Next time you hail an Uber, make sure your phone is fully charged.
Apparently, Uber knows when the battery on your phone is running low – and that you’ll be more likely to pay higher ‘surge’ prices for a ride as a result of it.
According to the Independent, the taxi-hailing app captures a massive amount of data on all its users, and the company’s head of economic research Keith Chen has revealed how Uber uses that information as business strategy.
Speaking to NPR’s Hidden Brain programme, Chen said how much battery users had left on their phones was ‘one of the strongest predictors of whether or not you are going to be sensitive to surge’ – or, in other words, willing to pay twice or more of the normal cost of a journey.
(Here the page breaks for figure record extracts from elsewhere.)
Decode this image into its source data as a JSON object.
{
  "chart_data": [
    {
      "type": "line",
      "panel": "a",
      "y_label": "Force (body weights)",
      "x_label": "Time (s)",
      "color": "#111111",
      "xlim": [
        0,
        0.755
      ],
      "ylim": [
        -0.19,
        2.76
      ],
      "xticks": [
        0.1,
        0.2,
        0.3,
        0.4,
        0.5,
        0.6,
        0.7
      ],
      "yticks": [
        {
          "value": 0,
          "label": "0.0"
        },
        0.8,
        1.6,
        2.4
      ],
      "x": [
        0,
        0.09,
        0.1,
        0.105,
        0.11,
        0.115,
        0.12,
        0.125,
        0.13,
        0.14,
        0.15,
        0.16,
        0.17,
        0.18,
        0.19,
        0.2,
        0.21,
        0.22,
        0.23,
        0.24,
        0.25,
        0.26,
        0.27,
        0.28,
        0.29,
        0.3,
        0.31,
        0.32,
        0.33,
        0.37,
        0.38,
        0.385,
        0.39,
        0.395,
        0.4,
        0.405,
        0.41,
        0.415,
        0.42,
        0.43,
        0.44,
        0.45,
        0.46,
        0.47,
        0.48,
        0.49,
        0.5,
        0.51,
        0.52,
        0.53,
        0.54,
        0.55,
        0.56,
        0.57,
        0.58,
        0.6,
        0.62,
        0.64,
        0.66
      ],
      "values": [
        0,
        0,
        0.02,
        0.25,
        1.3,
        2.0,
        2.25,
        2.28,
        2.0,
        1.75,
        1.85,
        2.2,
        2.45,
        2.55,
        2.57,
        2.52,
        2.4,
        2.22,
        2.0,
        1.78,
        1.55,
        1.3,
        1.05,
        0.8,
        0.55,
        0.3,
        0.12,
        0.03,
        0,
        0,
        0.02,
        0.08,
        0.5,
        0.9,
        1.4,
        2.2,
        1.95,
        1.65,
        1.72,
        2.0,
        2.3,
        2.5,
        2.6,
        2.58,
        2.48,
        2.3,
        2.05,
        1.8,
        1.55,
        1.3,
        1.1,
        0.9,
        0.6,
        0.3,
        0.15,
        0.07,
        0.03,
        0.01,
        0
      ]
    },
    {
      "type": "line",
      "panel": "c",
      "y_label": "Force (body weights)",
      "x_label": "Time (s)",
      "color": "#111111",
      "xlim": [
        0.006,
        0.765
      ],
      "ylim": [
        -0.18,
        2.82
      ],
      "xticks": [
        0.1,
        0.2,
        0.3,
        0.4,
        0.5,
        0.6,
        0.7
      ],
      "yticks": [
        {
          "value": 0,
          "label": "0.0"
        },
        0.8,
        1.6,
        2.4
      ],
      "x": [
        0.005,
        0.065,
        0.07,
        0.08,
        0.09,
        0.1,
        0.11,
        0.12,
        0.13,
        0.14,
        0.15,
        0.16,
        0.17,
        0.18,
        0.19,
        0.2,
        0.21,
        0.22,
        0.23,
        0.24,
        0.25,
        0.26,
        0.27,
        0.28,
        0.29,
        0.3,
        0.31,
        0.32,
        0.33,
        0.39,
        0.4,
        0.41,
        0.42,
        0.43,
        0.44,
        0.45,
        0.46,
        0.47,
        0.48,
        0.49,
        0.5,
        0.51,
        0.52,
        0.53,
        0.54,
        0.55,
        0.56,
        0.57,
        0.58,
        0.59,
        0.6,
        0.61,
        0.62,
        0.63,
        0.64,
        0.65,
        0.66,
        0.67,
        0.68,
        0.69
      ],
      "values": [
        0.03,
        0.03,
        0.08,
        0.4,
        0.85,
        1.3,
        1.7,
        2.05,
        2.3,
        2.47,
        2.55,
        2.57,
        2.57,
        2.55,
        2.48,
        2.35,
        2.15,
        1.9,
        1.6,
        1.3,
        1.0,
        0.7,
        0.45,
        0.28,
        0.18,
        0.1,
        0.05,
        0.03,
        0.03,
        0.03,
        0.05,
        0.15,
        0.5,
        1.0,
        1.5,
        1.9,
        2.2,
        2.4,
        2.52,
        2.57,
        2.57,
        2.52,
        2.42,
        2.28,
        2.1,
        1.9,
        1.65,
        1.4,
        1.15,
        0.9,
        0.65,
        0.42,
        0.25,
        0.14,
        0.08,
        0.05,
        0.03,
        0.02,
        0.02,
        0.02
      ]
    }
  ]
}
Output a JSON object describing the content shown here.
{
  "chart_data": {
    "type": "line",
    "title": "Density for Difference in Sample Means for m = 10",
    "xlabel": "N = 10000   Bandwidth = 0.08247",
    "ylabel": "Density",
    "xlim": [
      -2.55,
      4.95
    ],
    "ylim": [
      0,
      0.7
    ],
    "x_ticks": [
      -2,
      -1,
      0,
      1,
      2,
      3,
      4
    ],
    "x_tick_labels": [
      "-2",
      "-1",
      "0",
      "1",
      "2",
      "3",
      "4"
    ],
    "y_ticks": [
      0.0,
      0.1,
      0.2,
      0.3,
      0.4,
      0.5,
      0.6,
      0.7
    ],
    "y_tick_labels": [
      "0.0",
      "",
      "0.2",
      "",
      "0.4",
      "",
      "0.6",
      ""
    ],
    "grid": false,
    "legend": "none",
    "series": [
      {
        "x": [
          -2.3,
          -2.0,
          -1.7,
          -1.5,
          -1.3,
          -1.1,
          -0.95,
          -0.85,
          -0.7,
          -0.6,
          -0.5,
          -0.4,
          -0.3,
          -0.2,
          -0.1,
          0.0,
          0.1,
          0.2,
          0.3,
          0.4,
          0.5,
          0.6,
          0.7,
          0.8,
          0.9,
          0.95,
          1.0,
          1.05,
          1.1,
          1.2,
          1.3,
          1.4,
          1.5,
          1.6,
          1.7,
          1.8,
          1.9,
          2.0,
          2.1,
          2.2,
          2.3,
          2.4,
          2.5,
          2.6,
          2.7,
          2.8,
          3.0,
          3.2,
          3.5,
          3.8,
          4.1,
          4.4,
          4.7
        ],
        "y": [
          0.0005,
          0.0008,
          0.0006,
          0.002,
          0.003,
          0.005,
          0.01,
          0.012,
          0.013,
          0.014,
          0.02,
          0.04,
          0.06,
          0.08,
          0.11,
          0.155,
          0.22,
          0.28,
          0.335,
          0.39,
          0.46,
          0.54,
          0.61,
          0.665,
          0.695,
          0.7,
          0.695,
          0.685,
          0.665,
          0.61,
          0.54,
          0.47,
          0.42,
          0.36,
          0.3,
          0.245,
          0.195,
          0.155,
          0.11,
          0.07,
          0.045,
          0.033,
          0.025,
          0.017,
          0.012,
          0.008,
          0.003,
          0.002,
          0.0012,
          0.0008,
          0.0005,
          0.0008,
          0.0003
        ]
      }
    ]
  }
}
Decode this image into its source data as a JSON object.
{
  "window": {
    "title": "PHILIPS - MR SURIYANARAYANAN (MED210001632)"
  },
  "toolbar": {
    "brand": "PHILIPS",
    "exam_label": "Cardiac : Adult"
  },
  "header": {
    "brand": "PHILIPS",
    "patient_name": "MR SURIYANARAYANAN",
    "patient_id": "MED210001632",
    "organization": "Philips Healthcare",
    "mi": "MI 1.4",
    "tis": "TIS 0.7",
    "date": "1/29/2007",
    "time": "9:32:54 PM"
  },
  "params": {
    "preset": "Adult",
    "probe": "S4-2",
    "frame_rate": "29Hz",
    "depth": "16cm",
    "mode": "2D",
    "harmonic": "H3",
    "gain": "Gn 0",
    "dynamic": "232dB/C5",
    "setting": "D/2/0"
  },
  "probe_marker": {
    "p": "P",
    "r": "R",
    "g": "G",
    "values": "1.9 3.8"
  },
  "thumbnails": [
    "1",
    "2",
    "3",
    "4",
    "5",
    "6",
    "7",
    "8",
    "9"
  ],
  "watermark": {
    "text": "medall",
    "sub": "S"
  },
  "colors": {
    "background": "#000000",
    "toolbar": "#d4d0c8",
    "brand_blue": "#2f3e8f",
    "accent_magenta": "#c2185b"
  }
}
How do they know this? Well, it’s your Uber app that gives you away. The company knows whether or not a user has low battery because the app needs to use that information to go into power saving mode.
Chen said: “When your phone is down to 5 per cent battery and that little icon on the iphone turns red, people start saying I’d better get home or I don’t know how I’m going to get home otherwise.”
But Chen adds that they ‘don’t use that to push you to a higher surge price’ – it’s just an ‘interesting psychological fact of human behaviour’.
So while it’s a good trick to pick up desperate people, the company won’t push the price on you.
Uber has also discovered something called a ’round number effect’, another trick on how and when people accept paying more. Chen said the company is more likely to offer you a journey that costs ‘2.1 times’ normal than ‘2 times’ because apparently, it looks smarter.
Chen said:
When you tell someone your trip is going to be two times what it would normally be, people think that is capricious and unfair – somebody just made that up.
Whereas if you say your trip is going to be 2.1 times what it normally is they think there is some smart algorithm at work, it doesn’t seem quite so unfair.
He added that Uber does ‘have access to a tremendous amount of data,’ but you shouldn’t be worried – Chen says there are privacy rules in place to protect user’s data, saying: “We take our responsibility very seriously.”
So if you want to get a fair price, remember a surcharge .1 higher than the normal cost isn’t a smart algorithm, and charging your battery will keep you from being subject to higher surge prices.